You're more than welcome, Ray. It's little enough compared to what you've conveyed to me.
To recap the above post (plus error corrections), what I wrote was the following:
****** Suppose your boss gives you an encoded announcement in which:
a) a 2-word sequence for AP appears just once and this 2-word sequence is att ccc (one of the above 63 2-word sequences)
b) a 2-word sequence for AL appears just once and this 2-word sequence is gcg ctg (one of the above 63 2-word sequences)
c) no other 2-word sequence from the above 63 occurs in the announcement (equivalently, you will typeset an announcement in which none of the above 49 2-letter sequences appears other than one AP and one AL.)

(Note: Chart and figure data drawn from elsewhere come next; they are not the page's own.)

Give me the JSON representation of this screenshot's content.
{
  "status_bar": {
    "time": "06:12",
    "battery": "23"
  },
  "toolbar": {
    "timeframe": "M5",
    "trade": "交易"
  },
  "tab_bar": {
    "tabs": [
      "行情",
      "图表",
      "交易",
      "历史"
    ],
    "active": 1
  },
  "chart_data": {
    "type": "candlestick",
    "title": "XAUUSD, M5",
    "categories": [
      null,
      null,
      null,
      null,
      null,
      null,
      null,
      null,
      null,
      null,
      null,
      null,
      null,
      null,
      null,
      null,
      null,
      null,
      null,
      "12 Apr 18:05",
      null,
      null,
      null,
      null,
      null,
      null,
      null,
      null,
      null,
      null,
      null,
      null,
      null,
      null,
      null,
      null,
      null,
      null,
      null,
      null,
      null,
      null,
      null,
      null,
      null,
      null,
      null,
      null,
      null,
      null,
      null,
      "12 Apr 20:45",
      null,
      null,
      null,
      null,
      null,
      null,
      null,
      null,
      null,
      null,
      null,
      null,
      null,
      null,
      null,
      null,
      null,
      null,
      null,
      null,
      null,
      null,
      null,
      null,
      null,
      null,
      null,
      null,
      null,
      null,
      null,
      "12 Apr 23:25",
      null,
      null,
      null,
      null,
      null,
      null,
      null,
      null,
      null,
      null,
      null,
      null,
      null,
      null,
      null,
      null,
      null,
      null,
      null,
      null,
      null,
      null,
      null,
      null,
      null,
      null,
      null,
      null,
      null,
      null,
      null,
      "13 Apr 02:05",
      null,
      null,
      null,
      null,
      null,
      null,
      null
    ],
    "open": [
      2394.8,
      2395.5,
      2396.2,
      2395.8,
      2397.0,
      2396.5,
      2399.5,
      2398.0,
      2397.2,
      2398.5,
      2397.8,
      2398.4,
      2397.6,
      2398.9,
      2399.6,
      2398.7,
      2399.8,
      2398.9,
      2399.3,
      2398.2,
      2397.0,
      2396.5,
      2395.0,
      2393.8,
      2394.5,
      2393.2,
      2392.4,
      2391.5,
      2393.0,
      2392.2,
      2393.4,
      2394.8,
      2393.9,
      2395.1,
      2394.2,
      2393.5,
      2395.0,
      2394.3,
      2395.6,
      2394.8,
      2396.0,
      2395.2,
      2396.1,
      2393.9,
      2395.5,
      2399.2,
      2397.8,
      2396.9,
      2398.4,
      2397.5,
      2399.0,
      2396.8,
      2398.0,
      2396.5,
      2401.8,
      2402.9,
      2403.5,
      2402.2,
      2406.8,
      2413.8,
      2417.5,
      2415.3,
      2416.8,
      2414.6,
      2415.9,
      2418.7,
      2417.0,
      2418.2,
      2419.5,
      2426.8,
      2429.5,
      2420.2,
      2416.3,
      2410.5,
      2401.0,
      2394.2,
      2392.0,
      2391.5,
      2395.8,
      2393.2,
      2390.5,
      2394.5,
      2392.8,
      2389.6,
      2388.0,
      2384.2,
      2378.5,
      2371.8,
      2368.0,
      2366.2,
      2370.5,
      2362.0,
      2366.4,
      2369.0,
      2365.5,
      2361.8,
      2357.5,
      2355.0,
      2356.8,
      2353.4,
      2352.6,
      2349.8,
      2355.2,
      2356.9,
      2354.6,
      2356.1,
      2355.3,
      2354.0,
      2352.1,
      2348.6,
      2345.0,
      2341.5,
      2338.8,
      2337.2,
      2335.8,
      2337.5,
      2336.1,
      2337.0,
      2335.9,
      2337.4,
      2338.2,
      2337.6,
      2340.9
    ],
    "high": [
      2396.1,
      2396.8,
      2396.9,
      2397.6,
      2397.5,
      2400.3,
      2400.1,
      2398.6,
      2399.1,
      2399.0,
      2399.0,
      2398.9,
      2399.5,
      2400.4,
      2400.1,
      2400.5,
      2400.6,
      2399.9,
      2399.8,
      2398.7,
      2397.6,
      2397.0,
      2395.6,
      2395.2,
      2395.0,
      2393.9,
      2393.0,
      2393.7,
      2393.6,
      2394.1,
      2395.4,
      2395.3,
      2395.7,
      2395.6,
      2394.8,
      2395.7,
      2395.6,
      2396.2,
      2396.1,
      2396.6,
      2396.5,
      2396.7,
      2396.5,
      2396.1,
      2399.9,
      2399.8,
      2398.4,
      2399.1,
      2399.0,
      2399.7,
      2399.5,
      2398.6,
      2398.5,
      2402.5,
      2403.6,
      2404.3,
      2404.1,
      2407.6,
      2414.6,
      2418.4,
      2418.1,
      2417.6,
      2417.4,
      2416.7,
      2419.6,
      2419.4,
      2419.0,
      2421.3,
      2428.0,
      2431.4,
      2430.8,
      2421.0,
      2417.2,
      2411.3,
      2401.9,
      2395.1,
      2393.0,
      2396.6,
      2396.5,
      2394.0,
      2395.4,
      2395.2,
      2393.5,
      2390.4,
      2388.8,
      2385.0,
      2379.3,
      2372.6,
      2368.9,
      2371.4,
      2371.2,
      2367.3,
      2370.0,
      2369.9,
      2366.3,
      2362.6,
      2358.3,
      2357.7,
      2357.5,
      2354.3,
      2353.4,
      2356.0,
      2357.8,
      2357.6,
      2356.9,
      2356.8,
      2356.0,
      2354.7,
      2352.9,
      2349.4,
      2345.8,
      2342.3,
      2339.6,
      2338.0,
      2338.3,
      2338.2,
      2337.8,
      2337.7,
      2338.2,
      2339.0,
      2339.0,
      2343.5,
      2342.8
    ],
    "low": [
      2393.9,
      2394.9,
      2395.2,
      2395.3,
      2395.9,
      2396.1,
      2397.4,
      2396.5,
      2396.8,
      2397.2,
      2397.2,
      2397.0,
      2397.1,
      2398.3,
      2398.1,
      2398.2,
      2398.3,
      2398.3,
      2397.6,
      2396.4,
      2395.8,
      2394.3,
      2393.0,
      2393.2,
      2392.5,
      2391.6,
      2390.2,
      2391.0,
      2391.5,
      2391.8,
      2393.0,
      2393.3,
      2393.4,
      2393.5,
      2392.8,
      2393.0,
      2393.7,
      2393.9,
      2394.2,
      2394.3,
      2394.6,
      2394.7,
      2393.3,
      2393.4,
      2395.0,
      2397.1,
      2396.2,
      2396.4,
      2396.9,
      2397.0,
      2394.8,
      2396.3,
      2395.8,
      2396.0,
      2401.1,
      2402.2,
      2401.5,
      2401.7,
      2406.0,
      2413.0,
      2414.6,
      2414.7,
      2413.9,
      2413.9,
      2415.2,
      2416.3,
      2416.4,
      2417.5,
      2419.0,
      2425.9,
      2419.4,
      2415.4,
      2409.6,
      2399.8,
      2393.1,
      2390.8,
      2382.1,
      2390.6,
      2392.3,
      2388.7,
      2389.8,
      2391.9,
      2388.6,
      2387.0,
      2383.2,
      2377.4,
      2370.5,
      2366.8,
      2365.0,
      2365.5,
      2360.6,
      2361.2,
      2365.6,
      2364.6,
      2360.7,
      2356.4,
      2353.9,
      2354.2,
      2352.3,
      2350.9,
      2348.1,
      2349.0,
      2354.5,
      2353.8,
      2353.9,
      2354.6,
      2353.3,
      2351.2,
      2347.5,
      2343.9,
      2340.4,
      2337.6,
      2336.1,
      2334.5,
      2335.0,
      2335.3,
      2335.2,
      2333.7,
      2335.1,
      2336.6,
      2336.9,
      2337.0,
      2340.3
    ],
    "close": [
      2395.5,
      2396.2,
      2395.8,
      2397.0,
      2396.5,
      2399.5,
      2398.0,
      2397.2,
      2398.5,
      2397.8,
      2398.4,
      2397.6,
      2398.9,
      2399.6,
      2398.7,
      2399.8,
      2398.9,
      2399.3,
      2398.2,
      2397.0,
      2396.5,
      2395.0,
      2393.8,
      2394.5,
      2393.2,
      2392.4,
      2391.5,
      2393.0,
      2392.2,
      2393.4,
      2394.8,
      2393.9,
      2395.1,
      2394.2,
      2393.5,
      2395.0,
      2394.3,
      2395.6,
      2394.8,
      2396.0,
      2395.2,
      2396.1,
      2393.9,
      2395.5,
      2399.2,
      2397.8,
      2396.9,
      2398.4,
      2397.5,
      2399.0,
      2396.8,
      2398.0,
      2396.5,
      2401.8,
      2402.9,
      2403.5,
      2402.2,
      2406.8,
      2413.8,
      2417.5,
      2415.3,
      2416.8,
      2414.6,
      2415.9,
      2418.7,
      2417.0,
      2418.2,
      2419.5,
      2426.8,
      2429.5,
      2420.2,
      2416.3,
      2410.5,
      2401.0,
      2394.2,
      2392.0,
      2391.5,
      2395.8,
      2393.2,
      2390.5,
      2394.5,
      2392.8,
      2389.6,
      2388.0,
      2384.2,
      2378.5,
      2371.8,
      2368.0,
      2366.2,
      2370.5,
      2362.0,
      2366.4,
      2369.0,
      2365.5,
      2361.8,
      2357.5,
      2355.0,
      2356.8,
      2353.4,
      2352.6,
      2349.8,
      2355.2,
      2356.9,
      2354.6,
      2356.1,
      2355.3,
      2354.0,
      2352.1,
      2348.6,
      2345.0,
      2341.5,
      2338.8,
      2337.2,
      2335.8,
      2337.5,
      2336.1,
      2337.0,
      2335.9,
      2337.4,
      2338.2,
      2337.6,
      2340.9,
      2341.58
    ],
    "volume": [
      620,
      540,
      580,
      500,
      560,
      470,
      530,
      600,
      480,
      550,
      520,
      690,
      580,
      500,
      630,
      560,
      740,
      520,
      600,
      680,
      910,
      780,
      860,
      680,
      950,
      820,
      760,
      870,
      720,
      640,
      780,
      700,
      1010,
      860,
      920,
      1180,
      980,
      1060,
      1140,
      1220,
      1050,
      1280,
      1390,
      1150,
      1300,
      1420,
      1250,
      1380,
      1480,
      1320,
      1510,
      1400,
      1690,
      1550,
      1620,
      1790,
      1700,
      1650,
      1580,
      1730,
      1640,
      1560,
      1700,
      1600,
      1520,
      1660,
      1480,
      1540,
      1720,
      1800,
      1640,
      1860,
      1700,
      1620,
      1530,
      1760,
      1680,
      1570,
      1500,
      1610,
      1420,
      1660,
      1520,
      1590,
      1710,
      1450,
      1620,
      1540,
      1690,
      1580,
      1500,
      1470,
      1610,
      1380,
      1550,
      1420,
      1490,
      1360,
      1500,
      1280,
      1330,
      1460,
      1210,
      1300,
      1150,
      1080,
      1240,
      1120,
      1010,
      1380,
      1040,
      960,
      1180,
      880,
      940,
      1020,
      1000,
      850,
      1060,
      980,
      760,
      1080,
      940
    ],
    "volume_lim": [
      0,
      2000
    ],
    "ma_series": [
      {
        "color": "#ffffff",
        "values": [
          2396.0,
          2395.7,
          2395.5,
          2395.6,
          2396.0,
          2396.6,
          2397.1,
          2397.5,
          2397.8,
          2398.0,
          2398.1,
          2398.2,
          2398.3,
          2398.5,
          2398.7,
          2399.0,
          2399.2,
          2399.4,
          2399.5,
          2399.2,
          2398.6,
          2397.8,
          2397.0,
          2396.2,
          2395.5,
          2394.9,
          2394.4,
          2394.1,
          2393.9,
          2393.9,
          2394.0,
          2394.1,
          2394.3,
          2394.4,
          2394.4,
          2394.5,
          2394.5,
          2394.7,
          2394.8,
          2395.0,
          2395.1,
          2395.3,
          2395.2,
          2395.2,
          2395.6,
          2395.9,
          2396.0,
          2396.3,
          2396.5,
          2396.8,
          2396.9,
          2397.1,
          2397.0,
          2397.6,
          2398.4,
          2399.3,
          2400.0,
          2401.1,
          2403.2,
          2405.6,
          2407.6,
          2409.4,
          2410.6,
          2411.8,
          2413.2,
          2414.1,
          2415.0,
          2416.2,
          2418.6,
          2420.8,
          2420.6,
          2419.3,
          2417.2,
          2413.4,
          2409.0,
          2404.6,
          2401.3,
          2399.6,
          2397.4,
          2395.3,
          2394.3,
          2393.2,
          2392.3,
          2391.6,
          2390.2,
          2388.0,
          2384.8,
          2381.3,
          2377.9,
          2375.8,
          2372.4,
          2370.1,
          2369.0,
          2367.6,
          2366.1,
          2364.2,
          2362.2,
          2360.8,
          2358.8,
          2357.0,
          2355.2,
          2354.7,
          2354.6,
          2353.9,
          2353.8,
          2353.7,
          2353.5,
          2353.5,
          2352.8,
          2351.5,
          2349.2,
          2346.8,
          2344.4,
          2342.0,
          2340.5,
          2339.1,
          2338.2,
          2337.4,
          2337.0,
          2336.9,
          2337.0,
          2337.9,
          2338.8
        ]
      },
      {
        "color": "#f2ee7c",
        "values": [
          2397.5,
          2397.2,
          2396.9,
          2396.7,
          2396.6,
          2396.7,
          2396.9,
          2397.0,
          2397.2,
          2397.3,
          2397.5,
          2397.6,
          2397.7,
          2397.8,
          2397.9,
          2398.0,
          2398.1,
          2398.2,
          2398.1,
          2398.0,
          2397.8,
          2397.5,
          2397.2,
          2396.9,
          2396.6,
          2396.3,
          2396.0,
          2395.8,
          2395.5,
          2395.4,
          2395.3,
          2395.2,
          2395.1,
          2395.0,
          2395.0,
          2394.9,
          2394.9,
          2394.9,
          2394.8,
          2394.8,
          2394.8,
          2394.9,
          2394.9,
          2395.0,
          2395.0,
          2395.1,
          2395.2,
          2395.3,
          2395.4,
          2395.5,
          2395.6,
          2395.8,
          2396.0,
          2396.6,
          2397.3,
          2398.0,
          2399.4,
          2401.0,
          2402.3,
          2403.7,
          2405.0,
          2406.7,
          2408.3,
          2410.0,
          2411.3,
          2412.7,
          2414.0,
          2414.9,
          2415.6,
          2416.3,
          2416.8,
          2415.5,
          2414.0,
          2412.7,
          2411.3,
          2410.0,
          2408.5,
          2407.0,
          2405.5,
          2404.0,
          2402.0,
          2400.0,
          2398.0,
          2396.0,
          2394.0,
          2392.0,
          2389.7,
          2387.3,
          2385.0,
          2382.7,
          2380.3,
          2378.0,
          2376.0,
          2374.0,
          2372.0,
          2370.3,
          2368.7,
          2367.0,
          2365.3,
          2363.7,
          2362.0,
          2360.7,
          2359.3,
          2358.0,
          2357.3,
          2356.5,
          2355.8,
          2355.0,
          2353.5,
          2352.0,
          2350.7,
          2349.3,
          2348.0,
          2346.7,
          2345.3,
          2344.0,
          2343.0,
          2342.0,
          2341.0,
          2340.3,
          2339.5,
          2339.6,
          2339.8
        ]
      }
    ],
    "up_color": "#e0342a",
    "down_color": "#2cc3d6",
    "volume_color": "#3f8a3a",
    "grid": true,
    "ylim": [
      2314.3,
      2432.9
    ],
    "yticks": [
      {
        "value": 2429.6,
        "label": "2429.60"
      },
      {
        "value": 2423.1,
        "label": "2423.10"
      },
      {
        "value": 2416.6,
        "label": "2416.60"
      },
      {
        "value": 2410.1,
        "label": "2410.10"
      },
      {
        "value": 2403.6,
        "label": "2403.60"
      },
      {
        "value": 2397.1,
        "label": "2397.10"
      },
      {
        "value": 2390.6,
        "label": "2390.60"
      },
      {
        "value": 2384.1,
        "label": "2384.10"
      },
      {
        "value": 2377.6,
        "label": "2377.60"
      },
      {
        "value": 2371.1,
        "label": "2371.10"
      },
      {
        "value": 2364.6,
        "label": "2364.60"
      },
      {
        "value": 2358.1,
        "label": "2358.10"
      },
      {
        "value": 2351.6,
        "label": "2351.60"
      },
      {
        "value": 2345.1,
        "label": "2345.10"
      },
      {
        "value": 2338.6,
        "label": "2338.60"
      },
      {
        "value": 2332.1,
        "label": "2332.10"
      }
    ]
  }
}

Then the degree ?u? of average over-representation of the 63 2-word sequences in the announcement is computed by my PERL code as:
1+1 = 2 (1 of the 63 for AP and 1 of the 63 for AL)
1/12 + 1/8 = 5/24 (expected frequency for AL and expected frequency for AP)
2/(5/24) = 48/5
(48/5)/2 = 48/10 = 4.8 = u.
In this example, L is not given, i.e. I did not specify the length of the announcement in which AP and AL are to appear. I did this deliberately because it is irrelevant to the computation of "u", i.e. "u" would be 4.8 regardless of how long the announcement is (so long as the announcement contained only the AP and AL as the only 2-letter sequences encoded by any of the 62 over-represented two-word sequences.)
On the other hand, "c" is implicitly given - it is 2, i.e. the number of positions in the announcement which COULD BE coded by one of the 63 over-represemtred two-word sequences.
That is, if in the above example, AL WAS encoded by one of the 63 two- word sequences but AP WASN'T, then c would still be 2. In this case, u would be:
1 (actual for AL) + 0 (actual for AP) = 1
1/12 (expected for AL) + 1/8 (actual for AP) = 24/5
1/(5/24) = 24/5
(24/5) / 2 = 24/10 = 2.4 = u.
And it is absolutely critical to note that in both of these examples, the last step of computing u involves dividing by c = 2 to get the AVERAGE degree of over-representation.
So therefore, if we consider our variable c/u, we see that:
c/u = c/(U/c) = c^2/U (where U is respectively 48/5 and 24/5 in the two examples above)
and therefore the regression
c/u on c/L
c^2/U on c/L
which means (I think) that there is an essentially quadratic term in the correlation.
And if I am correct here, then the effect of the U and L as denominators is to make a non-linear regression look linear.